Petani menebang sawit dan digantikan komoditas adalah khas Lampung karena punya banyak pilihan yang lebih menguntungkan. Berbeda dengan Jambi, Riau dan Kalimantan yang petaninya tidak punya banyak pilihan.
“Kita tanam pepaya daunnya tiap hari panen bisa kaya. Tanam nangka pedagang nangka muda akan datang untuk dibawa ke Jakarta. Tanam apa saja pasti ada pedagang yang datang menampung,” katanya.
Saat ini Abdul masih mengelola kelapa sawit di Mesuji 40 Ha. “Saya minta pemerintah benar-benar memperhatikan masalah harga TBS ini. Kami senang dengan pernyataan Menko Maritim dan Investasi yang akan menjadikan harga TBS Rp5000/kg. Kami menantikan realisasinya dan sebagai petani sawit tetap setia mempertahankan sawitnya,” kata Abdul lagi.
Bagi petani swadaya dengan harga TBS Rp1300/kg dengan berbagai banyak potongan membuat harga real yang diterima menjadi Rp700/kg. Dari 8 ton TBS yang disetor ke PKS sering dikembalikan karena tidak lolos grading 1-2 ton, kena potongan 12,5%, kena penalti kecurangan timbangan 5% dan berbagai macam menyebabkan pemotongan sendiri bisa 30%. Beda dengan petani plasma yang tidak terkena semuanya dan mendapat harga 100%.
“Pemerintah minta kami sabar karena semua masih dalam proses. Kami sudah sabar tetapi kebutuhan hidup seperti harus bayar uang kuliah anak, bayar kredit motor dan lain-lain tidak bisa menunggu. Karena itu harga TBS harus segera naik,” katanya.
Dengan biaya produksi sekitar Rp1000/kg, bila harga TBS Rp1.500 petani masih mendapat keuntungan. Tetapi keuntungan itu terlalu tipis bila dibandingkan dengan keutungan komoditas lain. Menanam singkong misalnya, dengan harga Rp1700/kg dan biaya produksi Rp700/kg petani mash mendapat keuntungan Rp1000/kg. Dengan produksi 40 ton petani mendapat keuntungan Rp40 juta. Jagung juga harganya sedang tinggi mencapai Rp5000/kg.
Dengan kondisi ini seorang petani sawit bernama Yatiman dengan kepemilikan lahan 1 Ha tahun lalu menebang sawitnya yang masih berumur 12 tahun dan saat ini digunakan untuk menanam singkong. Meskipun demikian Yatiman masih berminat menanam sawit asal harga TBS tinggi.
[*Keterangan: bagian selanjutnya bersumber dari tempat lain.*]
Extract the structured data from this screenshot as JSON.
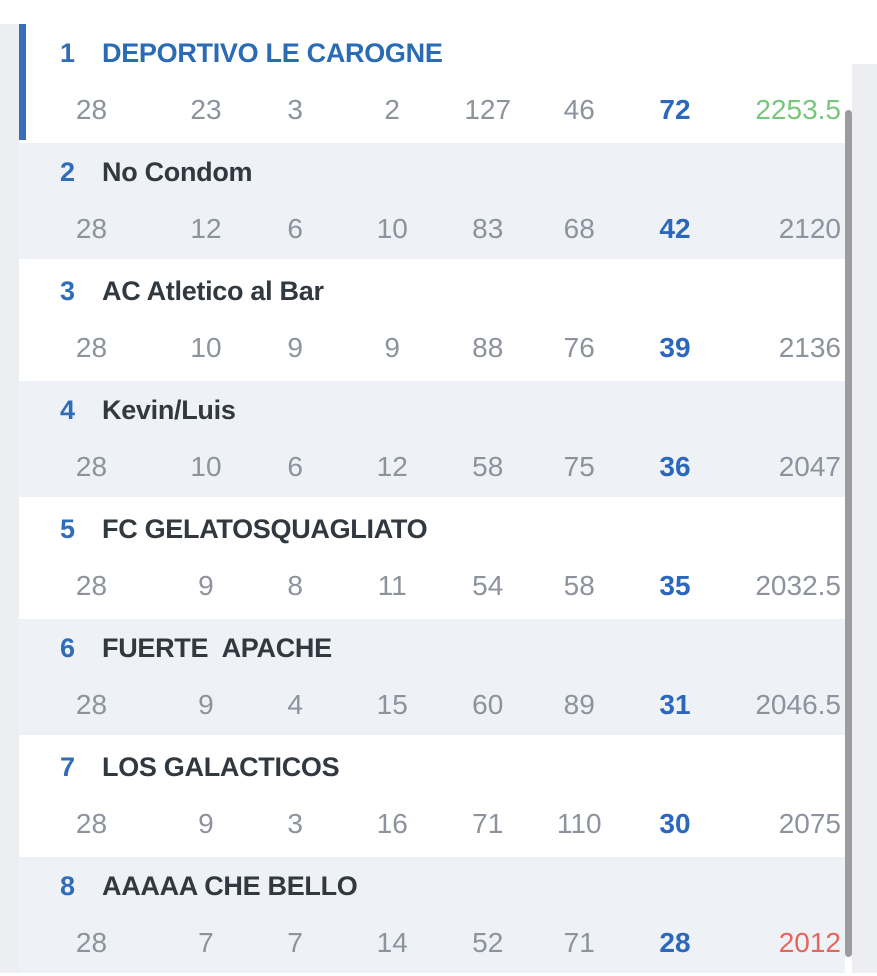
{
  "table": {
    "name": "league-standings",
    "rows": [
      {
        "rank": "1",
        "name": "DEPORTIVO LE CAROGNE",
        "played": "28",
        "won": "23",
        "drawn": "3",
        "lost": "2",
        "goals_for": "127",
        "goals_against": "46",
        "points": "72",
        "total": "2253.5",
        "leader": true,
        "total_status": "top"
      },
      {
        "rank": "2",
        "name": "No Condom",
        "played": "28",
        "won": "12",
        "drawn": "6",
        "lost": "10",
        "goals_for": "83",
        "goals_against": "68",
        "points": "42",
        "total": "2120",
        "leader": false,
        "total_status": "normal"
      },
      {
        "rank": "3",
        "name": "AC Atletico al Bar",
        "played": "28",
        "won": "10",
        "drawn": "9",
        "lost": "9",
        "goals_for": "88",
        "goals_against": "76",
        "points": "39",
        "total": "2136",
        "leader": false,
        "total_status": "normal"
      },
      {
        "rank": "4",
        "name": "Kevin/Luis",
        "played": "28",
        "won": "10",
        "drawn": "6",
        "lost": "12",
        "goals_for": "58",
        "goals_against": "75",
        "points": "36",
        "total": "2047",
        "leader": false,
        "total_status": "normal"
      },
      {
        "rank": "5",
        "name": "FC GELATOSQUAGLIATO",
        "played": "28",
        "won": "9",
        "drawn": "8",
        "lost": "11",
        "goals_for": "54",
        "goals_against": "58",
        "points": "35",
        "total": "2032.5",
        "leader": false,
        "total_status": "normal"
      },
      {
        "rank": "6",
        "name": "FUERTE  APACHE",
        "played": "28",
        "won": "9",
        "drawn": "4",
        "lost": "15",
        "goals_for": "60",
        "goals_against": "89",
        "points": "31",
        "total": "2046.5",
        "leader": false,
        "total_status": "normal"
      },
      {
        "rank": "7",
        "name": "LOS GALACTICOS",
        "played": "28",
        "won": "9",
        "drawn": "3",
        "lost": "16",
        "goals_for": "71",
        "goals_against": "110",
        "points": "30",
        "total": "2075",
        "leader": false,
        "total_status": "normal"
      },
      {
        "rank": "8",
        "name": "AAAAA CHE BELLO",
        "played": "28",
        "won": "7",
        "drawn": "7",
        "lost": "14",
        "goals_for": "52",
        "goals_against": "71",
        "points": "28",
        "total": "2012",
        "leader": false,
        "total_status": "bottom"
      }
    ]
  },
  "colors": {
    "accent_blue": "#3a6fb8",
    "rank_blue": "#2f6db8",
    "leader_name_blue": "#2a6bb4",
    "points_blue": "#2b68bd",
    "top_total_green": "#76c77b",
    "bottom_total_red": "#e5655f",
    "stat_gray": "#8d939d",
    "team_dark": "#32383f",
    "row_alt_bg": "#eef1f6",
    "margin_bg": "#eceef2",
    "scrollbar_gray": "#9c9c9c"
  }
}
“Lahan kami harganya mahal sekali. Sudah banyak yang menawaran untuk membeli Perusahaan lain ada yang menawarkan menanam pisang dan nanas dengan pola persis seperti Gunung Madu, petani menyiapkan lahan saja. Demikian juga di Mesuji. Dengan situasi ini kalau harga TBS tidak naik maka bisa saja saya terima tawaran itu. Saya masih cinta sawit dan selama ini hidup dari kelapa sawit. Tolong bantu kami supaya harga TBS bisa naik,” katanya.